BERTAQWA BUKAN BERARTI MENDERITA
          Suatu hari, Sufyan Ats tsauri datang ke rumah Imam Ja’far Ashi Shadiq. Ia mendapati sang Imam mengenakaan pakaian serba putih yang sangat indah. Kemudia Sufyan Berkata “:ini bukanlah pakaian tuan, tuan tidak patut melumuri diri dengan perhiasan dunia yang fana ini. Seyogyanyalah tuan hidup dengan zuhud dan menghiasi diri dengan taqwa”.

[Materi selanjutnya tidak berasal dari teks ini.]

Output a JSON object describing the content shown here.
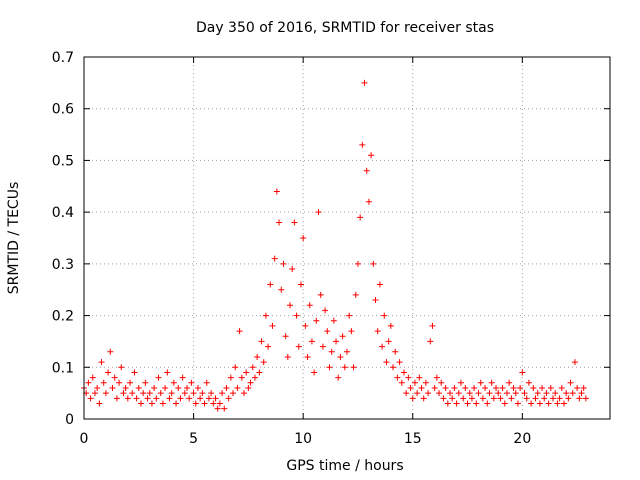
{
  "chart_data": {
    "type": "scatter",
    "title": "Day 350 of 2016, SRMTID for receiver stas",
    "xlabel": "GPS time / hours",
    "ylabel": "SRMTID / TECUs",
    "xlim": [
      0,
      24
    ],
    "ylim": [
      0,
      0.7
    ],
    "x_ticks": [
      0,
      5,
      10,
      15,
      20
    ],
    "x_tick_labels": [
      "0",
      "5",
      "10",
      "15",
      "20"
    ],
    "y_ticks": [
      0,
      0.1,
      0.2,
      0.3,
      0.4,
      0.5,
      0.6,
      0.7
    ],
    "y_tick_labels": [
      "0",
      "0.1",
      "0.2",
      "0.3",
      "0.4",
      "0.5",
      "0.6",
      "0.7"
    ],
    "grid": true,
    "marker": "plus",
    "color": "#ff0000",
    "series": [
      {
        "name": "SRMTID",
        "points": [
          [
            0.0,
            0.06
          ],
          [
            0.1,
            0.05
          ],
          [
            0.2,
            0.07
          ],
          [
            0.3,
            0.04
          ],
          [
            0.4,
            0.08
          ],
          [
            0.5,
            0.05
          ],
          [
            0.6,
            0.06
          ],
          [
            0.7,
            0.03
          ],
          [
            0.8,
            0.11
          ],
          [
            0.9,
            0.07
          ],
          [
            1.0,
            0.05
          ],
          [
            1.1,
            0.09
          ],
          [
            1.2,
            0.13
          ],
          [
            1.3,
            0.06
          ],
          [
            1.4,
            0.08
          ],
          [
            1.5,
            0.04
          ],
          [
            1.6,
            0.07
          ],
          [
            1.7,
            0.1
          ],
          [
            1.8,
            0.05
          ],
          [
            1.9,
            0.06
          ],
          [
            2.0,
            0.04
          ],
          [
            2.1,
            0.07
          ],
          [
            2.2,
            0.05
          ],
          [
            2.3,
            0.09
          ],
          [
            2.4,
            0.04
          ],
          [
            2.5,
            0.06
          ],
          [
            2.6,
            0.03
          ],
          [
            2.7,
            0.05
          ],
          [
            2.8,
            0.07
          ],
          [
            2.9,
            0.04
          ],
          [
            3.0,
            0.05
          ],
          [
            3.1,
            0.03
          ],
          [
            3.2,
            0.06
          ],
          [
            3.3,
            0.04
          ],
          [
            3.4,
            0.08
          ],
          [
            3.5,
            0.05
          ],
          [
            3.6,
            0.03
          ],
          [
            3.7,
            0.06
          ],
          [
            3.8,
            0.09
          ],
          [
            3.9,
            0.04
          ],
          [
            4.0,
            0.05
          ],
          [
            4.1,
            0.07
          ],
          [
            4.2,
            0.03
          ],
          [
            4.3,
            0.06
          ],
          [
            4.4,
            0.04
          ],
          [
            4.5,
            0.08
          ],
          [
            4.6,
            0.05
          ],
          [
            4.7,
            0.06
          ],
          [
            4.8,
            0.04
          ],
          [
            4.9,
            0.07
          ],
          [
            5.0,
            0.05
          ],
          [
            5.1,
            0.03
          ],
          [
            5.2,
            0.06
          ],
          [
            5.3,
            0.04
          ],
          [
            5.4,
            0.05
          ],
          [
            5.5,
            0.03
          ],
          [
            5.6,
            0.07
          ],
          [
            5.7,
            0.04
          ],
          [
            5.8,
            0.05
          ],
          [
            5.9,
            0.03
          ],
          [
            6.0,
            0.04
          ],
          [
            6.1,
            0.02
          ],
          [
            6.2,
            0.03
          ],
          [
            6.3,
            0.05
          ],
          [
            6.4,
            0.02
          ],
          [
            6.5,
            0.06
          ],
          [
            6.6,
            0.04
          ],
          [
            6.7,
            0.08
          ],
          [
            6.8,
            0.05
          ],
          [
            6.9,
            0.1
          ],
          [
            7.0,
            0.06
          ],
          [
            7.1,
            0.17
          ],
          [
            7.2,
            0.08
          ],
          [
            7.3,
            0.05
          ],
          [
            7.4,
            0.09
          ],
          [
            7.5,
            0.06
          ],
          [
            7.6,
            0.07
          ],
          [
            7.7,
            0.1
          ],
          [
            7.8,
            0.08
          ],
          [
            7.9,
            0.12
          ],
          [
            8.0,
            0.09
          ],
          [
            8.1,
            0.15
          ],
          [
            8.2,
            0.11
          ],
          [
            8.3,
            0.2
          ],
          [
            8.4,
            0.14
          ],
          [
            8.5,
            0.26
          ],
          [
            8.6,
            0.18
          ],
          [
            8.7,
            0.31
          ],
          [
            8.8,
            0.44
          ],
          [
            8.9,
            0.38
          ],
          [
            9.0,
            0.25
          ],
          [
            9.1,
            0.3
          ],
          [
            9.2,
            0.16
          ],
          [
            9.3,
            0.12
          ],
          [
            9.4,
            0.22
          ],
          [
            9.5,
            0.29
          ],
          [
            9.6,
            0.38
          ],
          [
            9.7,
            0.2
          ],
          [
            9.8,
            0.14
          ],
          [
            9.9,
            0.26
          ],
          [
            10.0,
            0.35
          ],
          [
            10.1,
            0.18
          ],
          [
            10.2,
            0.12
          ],
          [
            10.3,
            0.22
          ],
          [
            10.4,
            0.15
          ],
          [
            10.5,
            0.09
          ],
          [
            10.6,
            0.19
          ],
          [
            10.7,
            0.4
          ],
          [
            10.8,
            0.24
          ],
          [
            10.9,
            0.14
          ],
          [
            11.0,
            0.21
          ],
          [
            11.1,
            0.17
          ],
          [
            11.2,
            0.1
          ],
          [
            11.3,
            0.13
          ],
          [
            11.4,
            0.19
          ],
          [
            11.5,
            0.15
          ],
          [
            11.6,
            0.08
          ],
          [
            11.7,
            0.12
          ],
          [
            11.8,
            0.16
          ],
          [
            11.9,
            0.1
          ],
          [
            12.0,
            0.13
          ],
          [
            12.1,
            0.2
          ],
          [
            12.2,
            0.17
          ],
          [
            12.3,
            0.1
          ],
          [
            12.4,
            0.24
          ],
          [
            12.5,
            0.3
          ],
          [
            12.6,
            0.39
          ],
          [
            12.7,
            0.53
          ],
          [
            12.8,
            0.65
          ],
          [
            12.9,
            0.48
          ],
          [
            13.0,
            0.42
          ],
          [
            13.1,
            0.51
          ],
          [
            13.2,
            0.3
          ],
          [
            13.3,
            0.23
          ],
          [
            13.4,
            0.17
          ],
          [
            13.5,
            0.26
          ],
          [
            13.6,
            0.14
          ],
          [
            13.7,
            0.2
          ],
          [
            13.8,
            0.11
          ],
          [
            13.9,
            0.15
          ],
          [
            14.0,
            0.18
          ],
          [
            14.1,
            0.1
          ],
          [
            14.2,
            0.13
          ],
          [
            14.3,
            0.08
          ],
          [
            14.4,
            0.11
          ],
          [
            14.5,
            0.07
          ],
          [
            14.6,
            0.09
          ],
          [
            14.7,
            0.05
          ],
          [
            14.8,
            0.08
          ],
          [
            14.9,
            0.06
          ],
          [
            15.0,
            0.04
          ],
          [
            15.1,
            0.07
          ],
          [
            15.2,
            0.05
          ],
          [
            15.3,
            0.08
          ],
          [
            15.4,
            0.06
          ],
          [
            15.5,
            0.04
          ],
          [
            15.6,
            0.07
          ],
          [
            15.7,
            0.05
          ],
          [
            15.8,
            0.15
          ],
          [
            15.9,
            0.18
          ],
          [
            16.0,
            0.06
          ],
          [
            16.1,
            0.08
          ],
          [
            16.2,
            0.05
          ],
          [
            16.3,
            0.07
          ],
          [
            16.4,
            0.04
          ],
          [
            16.5,
            0.06
          ],
          [
            16.6,
            0.03
          ],
          [
            16.7,
            0.05
          ],
          [
            16.8,
            0.04
          ],
          [
            16.9,
            0.06
          ],
          [
            17.0,
            0.03
          ],
          [
            17.1,
            0.05
          ],
          [
            17.2,
            0.07
          ],
          [
            17.3,
            0.04
          ],
          [
            17.4,
            0.06
          ],
          [
            17.5,
            0.03
          ],
          [
            17.6,
            0.05
          ],
          [
            17.7,
            0.04
          ],
          [
            17.8,
            0.06
          ],
          [
            17.9,
            0.03
          ],
          [
            18.0,
            0.05
          ],
          [
            18.1,
            0.07
          ],
          [
            18.2,
            0.04
          ],
          [
            18.3,
            0.06
          ],
          [
            18.4,
            0.03
          ],
          [
            18.5,
            0.05
          ],
          [
            18.6,
            0.07
          ],
          [
            18.7,
            0.04
          ],
          [
            18.8,
            0.06
          ],
          [
            18.9,
            0.05
          ],
          [
            19.0,
            0.04
          ],
          [
            19.1,
            0.06
          ],
          [
            19.2,
            0.03
          ],
          [
            19.3,
            0.05
          ],
          [
            19.4,
            0.07
          ],
          [
            19.5,
            0.04
          ],
          [
            19.6,
            0.06
          ],
          [
            19.7,
            0.05
          ],
          [
            19.8,
            0.03
          ],
          [
            19.9,
            0.06
          ],
          [
            20.0,
            0.09
          ],
          [
            20.1,
            0.05
          ],
          [
            20.2,
            0.04
          ],
          [
            20.3,
            0.07
          ],
          [
            20.4,
            0.03
          ],
          [
            20.5,
            0.06
          ],
          [
            20.6,
            0.04
          ],
          [
            20.7,
            0.05
          ],
          [
            20.8,
            0.03
          ],
          [
            20.9,
            0.06
          ],
          [
            21.0,
            0.04
          ],
          [
            21.1,
            0.05
          ],
          [
            21.2,
            0.03
          ],
          [
            21.3,
            0.06
          ],
          [
            21.4,
            0.04
          ],
          [
            21.5,
            0.05
          ],
          [
            21.6,
            0.03
          ],
          [
            21.7,
            0.04
          ],
          [
            21.8,
            0.06
          ],
          [
            21.9,
            0.03
          ],
          [
            22.0,
            0.05
          ],
          [
            22.1,
            0.04
          ],
          [
            22.2,
            0.07
          ],
          [
            22.3,
            0.05
          ],
          [
            22.4,
            0.11
          ],
          [
            22.5,
            0.06
          ],
          [
            22.6,
            0.04
          ],
          [
            22.7,
            0.05
          ],
          [
            22.8,
            0.06
          ],
          [
            22.9,
            0.04
          ]
        ]
      }
    ]
  }
}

          Imam Ash Shadiq menjawab “dengarkanlah perkataanku, sesungguhnya bermanfaat bagimu didunia dan di akherat jika kamu meninggal dalam berpegang pada sunah dan kebenaran, dan tidak mati dalam berbuat bid’ah, mungkin terlintas dibenakmu keadaan Rasulullah dan para sahabatnya yang sangat sederhana ketika hidup dulu. Namun ketika dunia sudah dihidangkan untuk manusia, maka yang berhak diatasnya adalah orang-orang yang taat bukan orang-orang yang ingkar, orang-orang yang beriman bukan orang-orang yang munafik, dan orang-orang Islam bukan Orang-orang kafir”.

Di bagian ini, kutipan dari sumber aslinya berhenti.